Some of the death scenes are horrible to watch – no heroic last stands or sudden flashing blades, just people’s horrible realisation that they are going to die.
The death scenes are interesting. You see a lot of the aftermath but never the actual death. This again is very much influenced by Asian ghost stories – I find it very disturbing to see what has happened to someone but not see it happening. Your imagination then fills in the gaps and it’s not pleasant. One of the only deaths in the film that is very full-on is the bin sequence. I find tonally that it sticks out a bit. I even pondered cutting it out. It’s very ‘real’. It’s really horrible.
Were there other alternative endings explored? A happy ending, perhaps?
I LOVE the ending. I know a lot of people really dislike it and feel that the film ends too soon but it is by far my favourite moment of the film. It’s bleak but not needlessly nasty. I hate horror movies that kill everyone at the end just for the sake of being nasty. I did try many different endings. Anderson chasing the kids down and killing them was one. Showing who the children were at the end was another but I just felt they had nothing to do with emotional themes of the movie.
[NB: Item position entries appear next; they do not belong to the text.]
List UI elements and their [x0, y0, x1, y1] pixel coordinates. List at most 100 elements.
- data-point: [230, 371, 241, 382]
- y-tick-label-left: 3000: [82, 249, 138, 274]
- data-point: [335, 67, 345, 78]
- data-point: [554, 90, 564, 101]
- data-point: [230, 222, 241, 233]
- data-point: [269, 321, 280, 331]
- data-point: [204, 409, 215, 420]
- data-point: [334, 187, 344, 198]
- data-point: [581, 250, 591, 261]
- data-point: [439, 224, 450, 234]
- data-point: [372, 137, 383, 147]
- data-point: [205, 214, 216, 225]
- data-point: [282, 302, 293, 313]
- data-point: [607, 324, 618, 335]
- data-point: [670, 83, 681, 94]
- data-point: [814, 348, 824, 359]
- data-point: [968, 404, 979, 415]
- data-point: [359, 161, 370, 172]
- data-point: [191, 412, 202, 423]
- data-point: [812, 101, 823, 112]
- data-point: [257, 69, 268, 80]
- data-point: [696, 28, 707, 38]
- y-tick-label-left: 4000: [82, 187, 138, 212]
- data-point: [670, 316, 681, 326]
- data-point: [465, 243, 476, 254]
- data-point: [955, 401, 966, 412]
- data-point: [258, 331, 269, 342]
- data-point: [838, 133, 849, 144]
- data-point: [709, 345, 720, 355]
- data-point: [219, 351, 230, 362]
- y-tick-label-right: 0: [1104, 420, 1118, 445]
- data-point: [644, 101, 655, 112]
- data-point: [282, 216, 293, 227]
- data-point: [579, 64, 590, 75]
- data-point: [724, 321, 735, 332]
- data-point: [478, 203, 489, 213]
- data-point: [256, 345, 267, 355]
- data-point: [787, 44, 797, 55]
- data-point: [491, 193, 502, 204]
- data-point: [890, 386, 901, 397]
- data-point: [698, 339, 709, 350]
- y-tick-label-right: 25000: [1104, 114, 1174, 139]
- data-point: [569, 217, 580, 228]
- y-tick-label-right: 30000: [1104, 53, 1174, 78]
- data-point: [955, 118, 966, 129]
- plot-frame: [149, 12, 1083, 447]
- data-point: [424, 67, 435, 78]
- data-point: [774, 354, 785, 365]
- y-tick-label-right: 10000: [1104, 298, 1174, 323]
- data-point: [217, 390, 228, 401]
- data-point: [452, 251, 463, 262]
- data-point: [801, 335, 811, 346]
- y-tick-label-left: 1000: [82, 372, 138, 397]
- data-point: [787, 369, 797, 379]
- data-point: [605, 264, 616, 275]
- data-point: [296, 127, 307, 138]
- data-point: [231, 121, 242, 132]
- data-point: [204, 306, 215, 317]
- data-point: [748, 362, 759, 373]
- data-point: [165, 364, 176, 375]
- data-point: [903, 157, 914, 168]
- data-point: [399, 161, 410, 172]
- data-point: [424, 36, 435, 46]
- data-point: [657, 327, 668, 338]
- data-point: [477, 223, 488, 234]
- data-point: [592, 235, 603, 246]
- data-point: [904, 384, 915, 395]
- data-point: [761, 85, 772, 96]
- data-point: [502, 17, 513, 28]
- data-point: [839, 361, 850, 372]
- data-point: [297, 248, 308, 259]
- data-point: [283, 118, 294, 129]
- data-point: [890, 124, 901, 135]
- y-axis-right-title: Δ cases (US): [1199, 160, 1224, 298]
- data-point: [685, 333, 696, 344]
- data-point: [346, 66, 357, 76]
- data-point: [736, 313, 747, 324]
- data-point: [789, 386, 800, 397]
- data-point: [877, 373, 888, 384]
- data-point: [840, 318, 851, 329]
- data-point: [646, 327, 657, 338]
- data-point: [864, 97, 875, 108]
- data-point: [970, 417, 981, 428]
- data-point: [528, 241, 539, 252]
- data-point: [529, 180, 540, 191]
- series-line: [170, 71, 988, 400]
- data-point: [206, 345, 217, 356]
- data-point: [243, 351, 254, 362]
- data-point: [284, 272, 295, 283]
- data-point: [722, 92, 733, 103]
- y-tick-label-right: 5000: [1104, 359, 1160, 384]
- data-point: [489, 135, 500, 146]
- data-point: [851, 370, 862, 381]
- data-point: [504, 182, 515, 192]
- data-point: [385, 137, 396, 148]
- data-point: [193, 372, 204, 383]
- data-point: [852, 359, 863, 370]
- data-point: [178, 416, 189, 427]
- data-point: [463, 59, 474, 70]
We only came up with the ending very late in the day. I remember chatting to one of the producers and just saying that I didn’t feel that the film had the right ending and we just kicked it around. We asked ourselves: what is the worst thing that can happen to our character? I wanted him to have to make a true decision. In a movie when the lead character has to decide whether to go into a burning building / spaceship in order to save the person he loves or not… that’s not a real decision. We know our hero will rescue them. I wanted the film to lead to this real decision. I love the ending but I know it will divide people.